Скворец-майна, сидящий на жердочке в просторном вольере, разносчика ненавидел. Но крики его скворца не пугали. Наоборот! Весело было слушать и смотреть, как этот дурошлеп, плямкая сизыми губами, выталкивает из себя порциями пар и сор.
Петюня Раков, разносчик с четырехлетним стажем, сперва распределил пищу между царями природы: орлами и прочими сипами белоголовыми. А уж после вернулся к скворцу: показал майне кукиш, кинул в миску кусок окаменевшего сыру. Клевать сыр скворцу было неинтересно.

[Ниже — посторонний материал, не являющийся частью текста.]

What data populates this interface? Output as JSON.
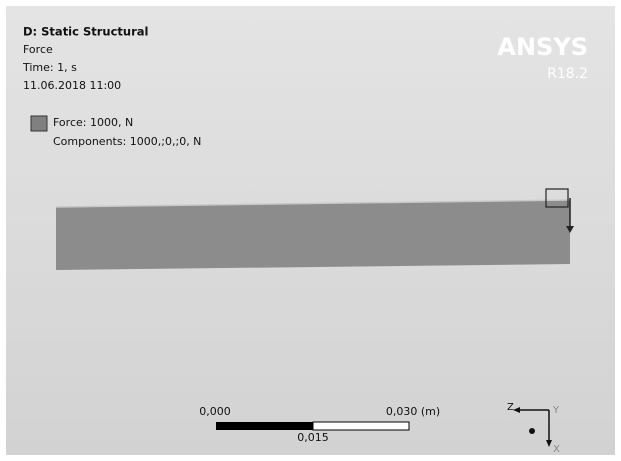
{
  "header": {
    "title": "D: Static Structural",
    "lines": [
      "Force",
      "Time: 1, s",
      "11.06.2018 11:00"
    ]
  },
  "legend": {
    "label": "Force: 1000, N",
    "components": "Components: 1000,;0,;0, N"
  },
  "logo": {
    "brand": "ANSYS",
    "version": "R18.2"
  },
  "scale_bar": {
    "start": "0,000",
    "end": "0,030 (m)",
    "middle": "0,015"
  },
  "triad": {
    "z": "Z",
    "y": "Y",
    "x": "X"
  }
}
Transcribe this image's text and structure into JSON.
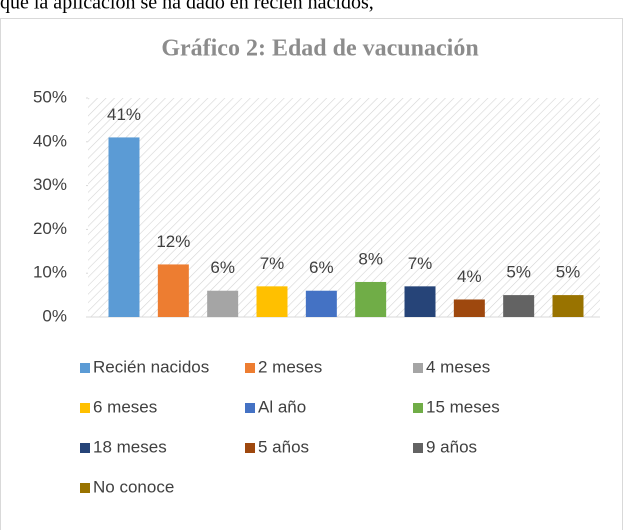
{
  "header_text": "que la aplicación se ha dado en recién nacidos,",
  "chart_data": {
    "type": "bar",
    "title": "Gráfico 2: Edad de vacunación",
    "categories": [
      "Recién nacidos",
      "2 meses",
      "4 meses",
      "6 meses",
      "Al año",
      "15 meses",
      "18 meses",
      "5 años",
      "9 años",
      "No conoce"
    ],
    "values": [
      41,
      12,
      6,
      7,
      6,
      8,
      7,
      4,
      5,
      5
    ],
    "value_labels": [
      "41%",
      "12%",
      "6%",
      "7%",
      "6%",
      "8%",
      "7%",
      "4%",
      "5%",
      "5%"
    ],
    "colors": [
      "#5b9bd5",
      "#ed7d31",
      "#a5a5a5",
      "#ffc000",
      "#4472c4",
      "#70ad47",
      "#264478",
      "#9e480e",
      "#636363",
      "#997300"
    ],
    "ylim": [
      0,
      50
    ],
    "yticks": [
      {
        "value": 0,
        "label": "0%"
      },
      {
        "value": 10,
        "label": "10%"
      },
      {
        "value": 20,
        "label": "20%"
      },
      {
        "value": 30,
        "label": "30%"
      },
      {
        "value": 40,
        "label": "40%"
      },
      {
        "value": 50,
        "label": "50%"
      }
    ],
    "legend": "bottom"
  }
}
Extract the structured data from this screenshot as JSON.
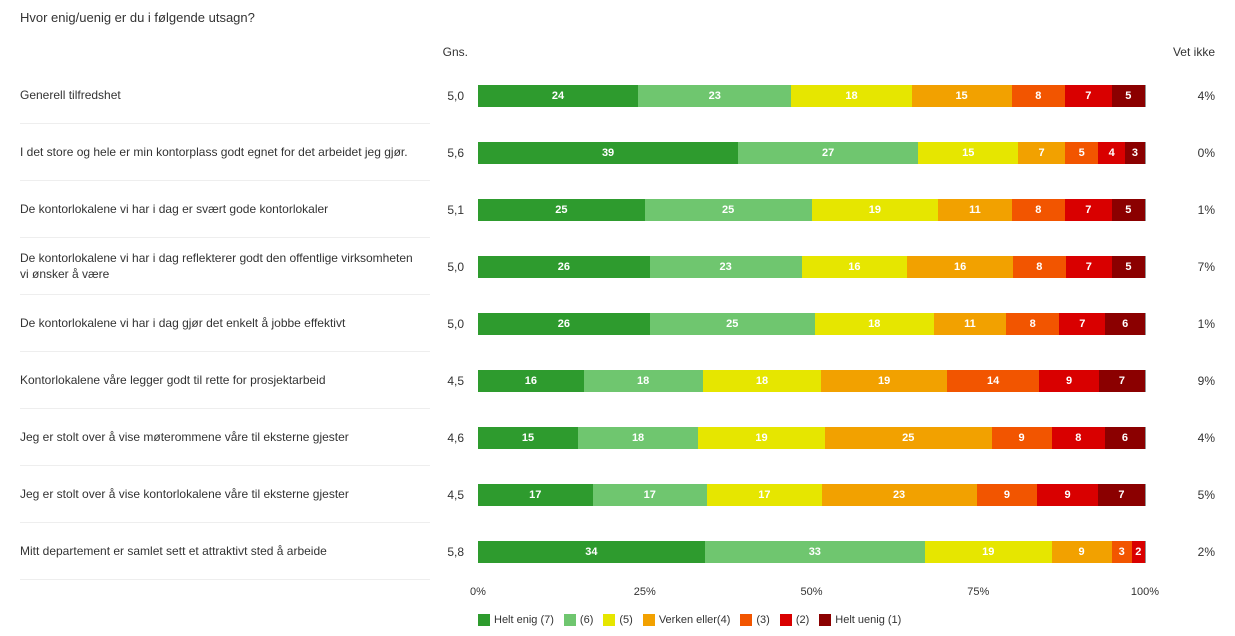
{
  "title": "Hvor enig/uenig er du i følgende utsagn?",
  "headers": {
    "gns": "Gns.",
    "vetikke": "Vet ikke"
  },
  "axis": {
    "ticks": [
      0,
      25,
      50,
      75,
      100
    ],
    "suffix": "%"
  },
  "colors": [
    "#2e9b2e",
    "#6fc66f",
    "#e6e600",
    "#f2a100",
    "#f25500",
    "#d90000",
    "#8b0000"
  ],
  "legend": [
    {
      "label": "Helt enig (7)"
    },
    {
      "label": "(6)"
    },
    {
      "label": "(5)"
    },
    {
      "label": "Verken eller(4)"
    },
    {
      "label": "(3)"
    },
    {
      "label": "(2)"
    },
    {
      "label": "Helt uenig (1)"
    }
  ],
  "rows": [
    {
      "label": "Generell tilfredshet",
      "gns": "5,0",
      "vetikke": "4%",
      "values": [
        24,
        23,
        18,
        15,
        8,
        7,
        5
      ]
    },
    {
      "label": "I det store og hele er min kontorplass godt egnet for det arbeidet jeg gjør.",
      "gns": "5,6",
      "vetikke": "0%",
      "values": [
        39,
        27,
        15,
        7,
        5,
        4,
        3
      ]
    },
    {
      "label": "De kontorlokalene vi har i dag er svært gode kontorlokaler",
      "gns": "5,1",
      "vetikke": "1%",
      "values": [
        25,
        25,
        19,
        11,
        8,
        7,
        5
      ]
    },
    {
      "label": "De kontorlokalene vi har i dag reflekterer godt den offentlige virksomheten vi ønsker å være",
      "gns": "5,0",
      "vetikke": "7%",
      "values": [
        26,
        23,
        16,
        16,
        8,
        7,
        5
      ]
    },
    {
      "label": "De kontorlokalene vi har i dag gjør det enkelt å jobbe effektivt",
      "gns": "5,0",
      "vetikke": "1%",
      "values": [
        26,
        25,
        18,
        11,
        8,
        7,
        6
      ]
    },
    {
      "label": "Kontorlokalene våre legger godt til rette for prosjektarbeid",
      "gns": "4,5",
      "vetikke": "9%",
      "values": [
        16,
        18,
        18,
        19,
        14,
        9,
        7
      ]
    },
    {
      "label": "Jeg er stolt over å vise møterommene våre til eksterne gjester",
      "gns": "4,6",
      "vetikke": "4%",
      "values": [
        15,
        18,
        19,
        25,
        9,
        8,
        6
      ]
    },
    {
      "label": "Jeg er stolt over å vise kontorlokalene våre til eksterne gjester",
      "gns": "4,5",
      "vetikke": "5%",
      "values": [
        17,
        17,
        17,
        23,
        9,
        9,
        7
      ]
    },
    {
      "label": "Mitt departement er samlet sett et attraktivt sted å arbeide",
      "gns": "5,8",
      "vetikke": "2%",
      "values": [
        34,
        33,
        19,
        9,
        3,
        2
      ]
    }
  ]
}
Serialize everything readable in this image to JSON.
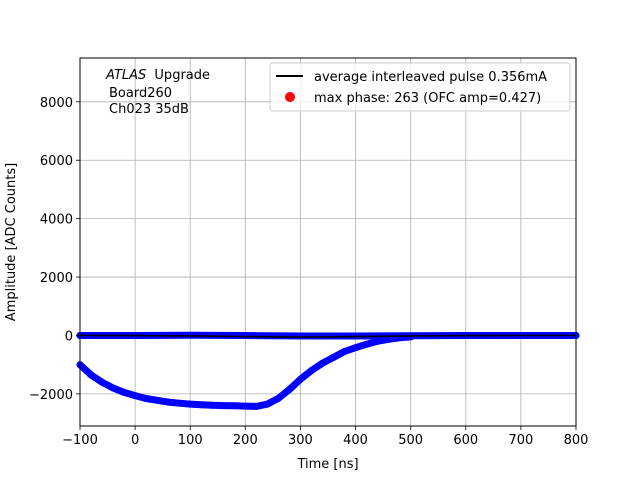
{
  "chart_data": {
    "type": "scatter",
    "xlabel": "Time [ns]",
    "ylabel": "Amplitude [ADC Counts]",
    "xlim": [
      -100,
      800
    ],
    "ylim": [
      -3100,
      9500
    ],
    "xticks": [
      -100,
      0,
      100,
      200,
      300,
      400,
      500,
      600,
      700,
      800
    ],
    "yticks": [
      -2000,
      0,
      2000,
      4000,
      6000,
      8000
    ],
    "xtick_labels": [
      "−100",
      "0",
      "100",
      "200",
      "300",
      "400",
      "500",
      "600",
      "700",
      "800"
    ],
    "ytick_labels": [
      "−2000",
      "0",
      "2000",
      "4000",
      "6000",
      "8000"
    ],
    "grid": true,
    "legend_position": "top-right",
    "annotation": {
      "atlas": "ATLAS",
      "upgrade": "Upgrade",
      "board": "Board260",
      "channel": "Ch023 35dB"
    },
    "series": [
      {
        "name": "average interleaved pulse 0.356mA",
        "kind": "line",
        "color": "#000000",
        "x": [
          -100,
          0,
          100,
          200,
          300,
          400,
          500,
          600,
          700,
          800
        ],
        "y": [
          0,
          -5,
          -15,
          -35,
          -60,
          -40,
          -15,
          -5,
          0,
          0
        ]
      },
      {
        "name": "max phase: 263 (OFC amp=0.427)",
        "kind": "point",
        "color": "#ff0000",
        "x": [],
        "y": []
      },
      {
        "name": "",
        "kind": "samples-baseline",
        "color": "#0000ff",
        "x": [
          -100,
          0,
          100,
          200,
          300,
          400,
          500,
          600,
          700,
          800
        ],
        "y": [
          0,
          0,
          10,
          0,
          -20,
          -20,
          -10,
          0,
          0,
          0
        ]
      },
      {
        "name": "",
        "kind": "samples-pulse",
        "color": "#0000ff",
        "x": [
          -100,
          -80,
          -60,
          -40,
          -20,
          0,
          20,
          40,
          60,
          80,
          100,
          120,
          140,
          160,
          180,
          200,
          220,
          240,
          260,
          280,
          300,
          320,
          340,
          360,
          380,
          400,
          420,
          440,
          460,
          480,
          500
        ],
        "y": [
          -1000,
          -1350,
          -1600,
          -1800,
          -1950,
          -2060,
          -2160,
          -2220,
          -2280,
          -2320,
          -2350,
          -2370,
          -2390,
          -2400,
          -2410,
          -2420,
          -2430,
          -2350,
          -2150,
          -1850,
          -1500,
          -1200,
          -950,
          -750,
          -550,
          -420,
          -300,
          -200,
          -130,
          -80,
          -50
        ]
      }
    ]
  }
}
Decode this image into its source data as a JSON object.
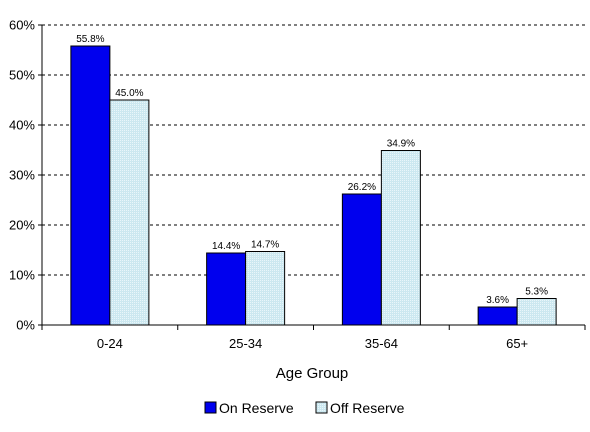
{
  "chart_data": {
    "type": "bar",
    "title": "",
    "xlabel": "Age Group",
    "ylabel": "",
    "categories": [
      "0-24",
      "25-34",
      "35-64",
      "65+"
    ],
    "series": [
      {
        "name": "On Reserve",
        "color": "#0000ee",
        "values": [
          55.8,
          14.4,
          26.2,
          3.6
        ],
        "labels": [
          "55.8%",
          "14.4%",
          "26.2%",
          "3.6%"
        ]
      },
      {
        "name": "Off Reserve",
        "color": "#cce8f0",
        "values": [
          45.0,
          14.7,
          34.9,
          5.3
        ],
        "labels": [
          "45.0%",
          "14.7%",
          "34.9%",
          "5.3%"
        ]
      }
    ],
    "ylim": [
      0,
      60
    ],
    "yticks": [
      0,
      10,
      20,
      30,
      40,
      50,
      60
    ],
    "ytick_labels": [
      "0%",
      "10%",
      "20%",
      "30%",
      "40%",
      "50%",
      "60%"
    ],
    "grid": true,
    "legend_position": "bottom"
  }
}
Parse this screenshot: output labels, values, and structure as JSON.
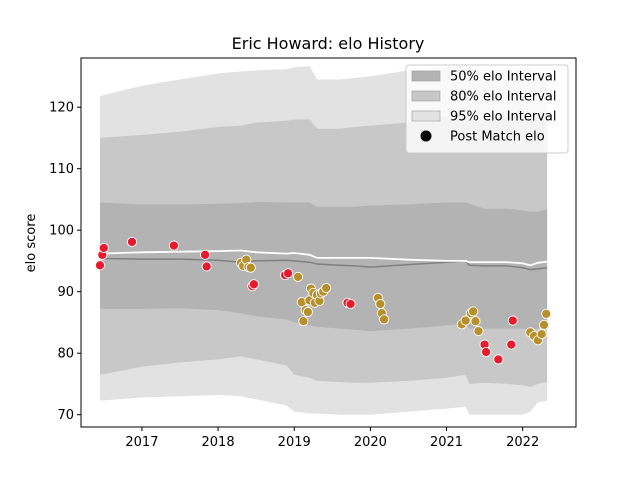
{
  "chart_data": {
    "type": "scatter",
    "title": "Eric Howard: elo History",
    "xlabel": "",
    "ylabel": "elo score",
    "xlim": [
      2016.2,
      2022.7
    ],
    "ylim": [
      68,
      128
    ],
    "xticks": [
      2017,
      2018,
      2019,
      2020,
      2021,
      2022
    ],
    "xtick_labels": [
      "2017",
      "2018",
      "2019",
      "2020",
      "2021",
      "2022"
    ],
    "yticks": [
      70,
      80,
      90,
      100,
      110,
      120
    ],
    "ytick_labels": [
      "70",
      "80",
      "90",
      "100",
      "110",
      "120"
    ],
    "grid": false,
    "legend": {
      "position": "top-right",
      "entries": [
        {
          "label": "50% elo Interval",
          "color": "#b3b3b3",
          "kind": "patch"
        },
        {
          "label": "80% elo Interval",
          "color": "#c8c8c8",
          "kind": "patch"
        },
        {
          "label": "95% elo Interval",
          "color": "#e2e2e2",
          "kind": "patch"
        },
        {
          "label": "Post Match elo",
          "color": "#000000",
          "kind": "marker"
        }
      ]
    },
    "colors": {
      "band50": "#b3b3b3",
      "band80": "#c8c8c8",
      "band95": "#e2e2e2",
      "median_line": "#808080",
      "estimate_line": "#ffffff",
      "win_marker": "#e8192c",
      "loss_marker": "#b8902a"
    },
    "bands": {
      "x": [
        2016.45,
        2017.0,
        2017.5,
        2018.0,
        2018.3,
        2018.5,
        2018.9,
        2019.0,
        2019.2,
        2019.3,
        2019.6,
        2019.8,
        2020.0,
        2020.5,
        2021.0,
        2021.25,
        2021.3,
        2021.5,
        2021.8,
        2022.0,
        2022.1,
        2022.2,
        2022.32
      ],
      "p95_upper": [
        121.8,
        123.5,
        124.5,
        125.5,
        125.8,
        126.0,
        126.2,
        126.5,
        126.7,
        124.5,
        124.5,
        124.8,
        125.0,
        126.0,
        126.5,
        126.8,
        126.0,
        126.0,
        126.2,
        126.2,
        126.5,
        125.5,
        125.2
      ],
      "p80_upper": [
        115.0,
        115.5,
        116.0,
        116.8,
        117.0,
        117.5,
        117.8,
        118.0,
        118.0,
        116.5,
        116.5,
        116.8,
        117.0,
        117.5,
        118.5,
        118.8,
        118.0,
        118.0,
        118.5,
        118.5,
        119.0,
        118.0,
        117.8
      ],
      "p50_upper": [
        104.5,
        104.2,
        104.2,
        104.3,
        104.4,
        104.6,
        104.5,
        104.5,
        104.5,
        103.8,
        103.8,
        103.8,
        104.0,
        104.2,
        104.5,
        104.5,
        104.3,
        103.5,
        103.5,
        103.2,
        103.0,
        103.0,
        103.4
      ],
      "median": [
        95.4,
        95.3,
        95.3,
        95.1,
        94.8,
        95.0,
        95.1,
        95.0,
        94.8,
        94.5,
        94.3,
        94.2,
        94.0,
        94.4,
        94.8,
        95.0,
        94.3,
        94.2,
        94.2,
        93.9,
        93.6,
        93.7,
        93.9
      ],
      "estimate": [
        96.2,
        96.4,
        96.5,
        96.6,
        96.7,
        96.4,
        96.2,
        96.3,
        96.0,
        95.5,
        95.5,
        95.5,
        95.5,
        95.2,
        95.0,
        95.0,
        94.8,
        94.8,
        94.8,
        94.6,
        94.3,
        94.7,
        94.9
      ],
      "p50_lower": [
        87.2,
        87.2,
        87.3,
        87.0,
        86.5,
        86.0,
        85.5,
        85.0,
        84.5,
        84.3,
        84.0,
        83.8,
        83.6,
        84.0,
        84.5,
        84.8,
        84.0,
        84.0,
        84.0,
        84.0,
        83.8,
        84.0,
        84.3
      ],
      "p80_lower": [
        76.5,
        77.8,
        78.5,
        79.0,
        79.5,
        79.0,
        78.0,
        76.5,
        76.0,
        75.5,
        75.3,
        75.2,
        75.2,
        75.5,
        76.0,
        76.5,
        75.0,
        75.2,
        75.0,
        74.8,
        74.5,
        75.0,
        75.3
      ],
      "p95_lower": [
        72.3,
        72.8,
        73.0,
        73.2,
        73.0,
        72.5,
        71.5,
        70.5,
        70.2,
        70.2,
        70.0,
        70.0,
        70.0,
        70.5,
        71.0,
        71.3,
        70.0,
        70.0,
        70.0,
        70.0,
        70.5,
        72.0,
        72.3
      ]
    },
    "series": [
      {
        "name": "",
        "kind": "win",
        "x": [
          2016.45,
          2016.48,
          2016.5,
          2016.87,
          2017.42,
          2017.83,
          2017.85,
          2018.45,
          2018.47,
          2018.88,
          2018.92,
          2019.7,
          2019.74,
          2021.5,
          2021.52,
          2021.68,
          2021.85,
          2021.87
        ],
        "y": [
          94.3,
          96.0,
          97.1,
          98.1,
          97.5,
          96.0,
          94.1,
          90.9,
          91.2,
          92.7,
          93.0,
          88.2,
          88.0,
          81.4,
          80.2,
          79.0,
          81.4,
          85.3
        ]
      },
      {
        "name": "",
        "kind": "loss",
        "x": [
          2018.3,
          2018.33,
          2018.37,
          2018.4,
          2018.43,
          2019.05,
          2019.1,
          2019.12,
          2019.15,
          2019.18,
          2019.2,
          2019.22,
          2019.25,
          2019.27,
          2019.3,
          2019.33,
          2019.35,
          2019.38,
          2019.42,
          2020.1,
          2020.13,
          2020.15,
          2020.18,
          2021.2,
          2021.25,
          2021.32,
          2021.35,
          2021.38,
          2021.42,
          2022.1,
          2022.15,
          2022.2,
          2022.25,
          2022.28,
          2022.31
        ],
        "y": [
          94.7,
          94.2,
          95.2,
          94.0,
          93.9,
          92.4,
          88.3,
          85.2,
          87.0,
          86.7,
          88.6,
          90.5,
          89.8,
          88.2,
          89.5,
          88.5,
          89.7,
          90.0,
          90.6,
          89.0,
          88.0,
          86.5,
          85.5,
          84.7,
          85.3,
          86.5,
          86.8,
          85.2,
          83.6,
          83.4,
          82.8,
          82.1,
          83.1,
          84.6,
          86.4
        ]
      }
    ]
  }
}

– Вы гляньте, какой гордый! Святым духом будешь сыт, долбак? Да я тебя…
– З-за Можай! З-загони майну з-за Можай!
– У, змей пернастый…
– Пок-к-кажи майне кук-к-киш! Зоос! Зоос!
– Молчи, балалайка!
* * *
В Москве, в зоопарке, объявилась диковинная птица. Разместили птицу в отдельном вольере, как раз напротив орлов. Те на пернатую мелочь внимания не обратили, и скворец-майна без особых тревог и нервных срывов зажил в просторном вольере один.
Как и полагается, первым делом вывесили табличку:
«Gracula religiosa religiosa.
С острова Борнео, питается… размножается…»
И все пошло своим чередом.
Однако вскоре по зоопарку разнеслось: скворец-то говорящий!
Скворец-майна был желтоух и синекрыл, а клювом обладал – багряно-красным. Говорил не так чтобы часто, иногда, словно через силу. Больше любил передразнивать гудки машин и велосипедные трели, которые издавал раздатчик Петюня, по утрам и в обед объезжавший свои владения на трехколесном итальянском драндулете марки Bianchi с латаными-перелатаными, но пока никем по-настоящему не исполосованными шинами.
Петюня ехал с распахнутым сердцем и, подражая московским рэперам, в полный голос скандировал: «Ах вы, звери, мои звери, звери сраные мои… Звери новые, хреновые, ус-сатые, полосатые…»
Никто Петюню особо не слушал. Но езда на драндулете воодушевляла его сильней и сильней: «Выходила молода за новые ворота, выпускала скворца, долбака и подлеца…»
В то мартовское утро скворец-майна на Петюнины дразнилки отвечать не стал: не дождется! Но когда скворец внезапно заговорил о своем, наболевшем, не только Петюня – даже федеральный судья Чмых, три-четыре старушки, плюс к ним третьеклассники брат и сестра Заштопины, которых без няньки в зоопарк отпускать попросту боялись, так гнусно они себя там вели, – в сладком ужасе застыли на месте.